Deuxièmement, l'évolution démographique de Mayotte sera prise en compte pour
déterminer le nombre de parlementaires et, le cas échéant, modifier les cartes
communales et cantonales, à l'instar de ce qui se passe à l'heure actuelle en
métropole. Les compétences des communes seront ainsi rapprochées
progressivement du droit commun métropolitain.
Troisièmement, le système fiscal et douanier sera rapproché du droit commun et
une fiscalité communale sera créée. Elle n'existe pas actuellement, ce qui pose
un réel problème, ne serait-ce que pour l'indépendance des communes à l'égard
du Gouvernement.
Quatrièmement, Mayotte continuera de bénéficier de la spécialité législative,
c'est-à-dire que les lois de la République ne s'y appliqueront qu'après avis du
conseil général et sur motion expresse. Le droit applicable à Mayotte devra
être adapté dans le sens d'un rapprochement avec le droit commun.
Cinquièmement, le développement économique et social de Mayotte sera poursuivi
pour permettre son désenclavement aérien et maritime. Des contrats de
rattrapage seront conclus et une agence de développement sera mise en place.
L'Etat engagera avec l'Union européenne les négociations nécessaires afin
d'utiliser au mieux les fonds européens. Un pacte pluriannuel de développement
durable sera mis en place.
Sixièmement, la formation des hommes sera assurée, y compris la formation
universitaire. L'Etat contribuera à la constitution des réserves foncières, au
développement des infrastructures et du logement pour accompagner la croissance
d'une démographie maîtrisée. Nous y reviendrons !
Septièmement, le système de protection sanitaire et sociale sera modernisé. Le
code du travail sera adapté.
Huitièmement, seront entreprises la rénovation de l'état civil - opération
dont vous nous avez dit à l'instant qu'elle était en cours - et la mise en
place du cadastre dans les cinq ans. Par ailleurs, le rôle des cadis sera
recentré sur les fonctions de médiation sociale. Les droits des femmes seront
confortés et le fonctionnement de la justice sera amélioré.
Neuvièmement, un dispositif de sanctions pénales sera mis en place pour
prévenir l'immigration irrégulière - vaste problème pour Mayotte ! - et des
actions de coopération seront développées avec les pays voisins.
Dixièmement, Mayotte sera associée aux projets d'accords concernant la
coopération régionale.
Enfin, onzièmement, l'Etat, les parlementaires, le président du conseil
général et les responsables des partis politiques représentés au conseil
général feront partie d'un comité de suivi qui se réunira tous les ans.
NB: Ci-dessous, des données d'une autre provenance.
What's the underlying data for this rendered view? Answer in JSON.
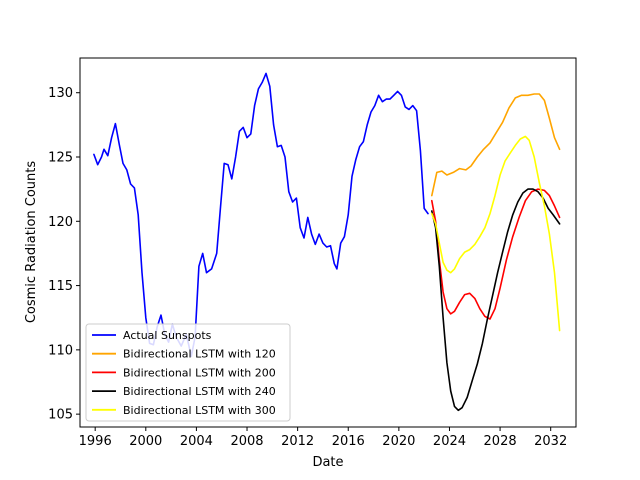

Dans notre rapport écrit, monsieur le secrétaire d'Etat, mes chers collègues,
nous rappelons qu'une délégation de la commission des lois, composée de MM.
Hyest, Duffour, Dejoie, Othily, Sutour et moi-même, s'est rendue à Mayotte dans
le courant du mois de janvier. Elle a auditionné tous les responsables de cette
île française de l'océan Indien, distante de Madagascar de 300 kilomètres et de
la Réunion de 1 500 kilomètres.
Vous trouverez dans notre rapport écrit un chapitre concernant la situation
géographique de Mayotte. Peuplée, lors du dernier recensement de 1997, de 131
000 habitants, Mayotte en compte sans doute un peu plus aujourd'hui, avec une
densité de plus de 350 habitants au kilomètre carré, comme aux Pays-Bas. Sa
population est à plus de 95 % musulmane et près de 75 % de ses habitants ne
parlent pas le français, ce que nous ne pouvons que déplorer alors que Mayotte
est devenue française en 1841, avant Nice et la Savoie, je me plais à le
rappeler.
A l'inverse de celle des autres îles des Comores, la population de Mayotte, le
22 décembre 1974, s'est prononcée à une majorité importante contre
l'indépendance ; le 8 février 1976, par 99,4 % des suffrages exprimés, elle
décida de rester dans la République française ; enfin, lors de la consultation
du 11 avril 1976, elle écarta le statut de territoire d'outre-mer, voulant voir
Mayotte dotée du statut de département d'outre-mer, après une longue lutte des
parlementaires de Mayotte, notamment de notre collègue M. Marcel Henry - vous y
avez d'ailleurs fait allusion, monsieur le secrétaire d'Etat - et grâce à
l'action de la Haute Assemblée, qui obtint, en 1974, que le vote des Comores
ait lieu île par île et non globalement.
Dans notre rapport écrit, nous avons longuement décrit la situation actuelle
de l'île, caractérisée par un statut particulier qui s'inspire de
l'organisation départementale antérieure aux lois Defferre de décentralisation,
avec un conseil général et un préfet, exécutif du département, et l'application
du principe dit de « spécialité législative », mis en place par l'article 10 de
la loi du 24 décembre 1976.
Il nous faut préciser encore que Mayotte est divisée en dix-neuf cantons et
dix-sept communes et que, au regard de l'Union européenne, l'île fait partie
des « pays et territoires d'outre-mer », les PTOM, lesquels font l'objet d'un
régime spécial d'association en application de l'article 227-3 du traité de
Rome, ce qui rend Mayotte inéligible aux fonds structurels européens, et
seulement éligible au fonds européen de développement. En conséquence, la
dotation annuelle par personne était de 21 écus de 1991 à 1995 alors que, pour
la même période, La Réunion recevait 178 écus par personne.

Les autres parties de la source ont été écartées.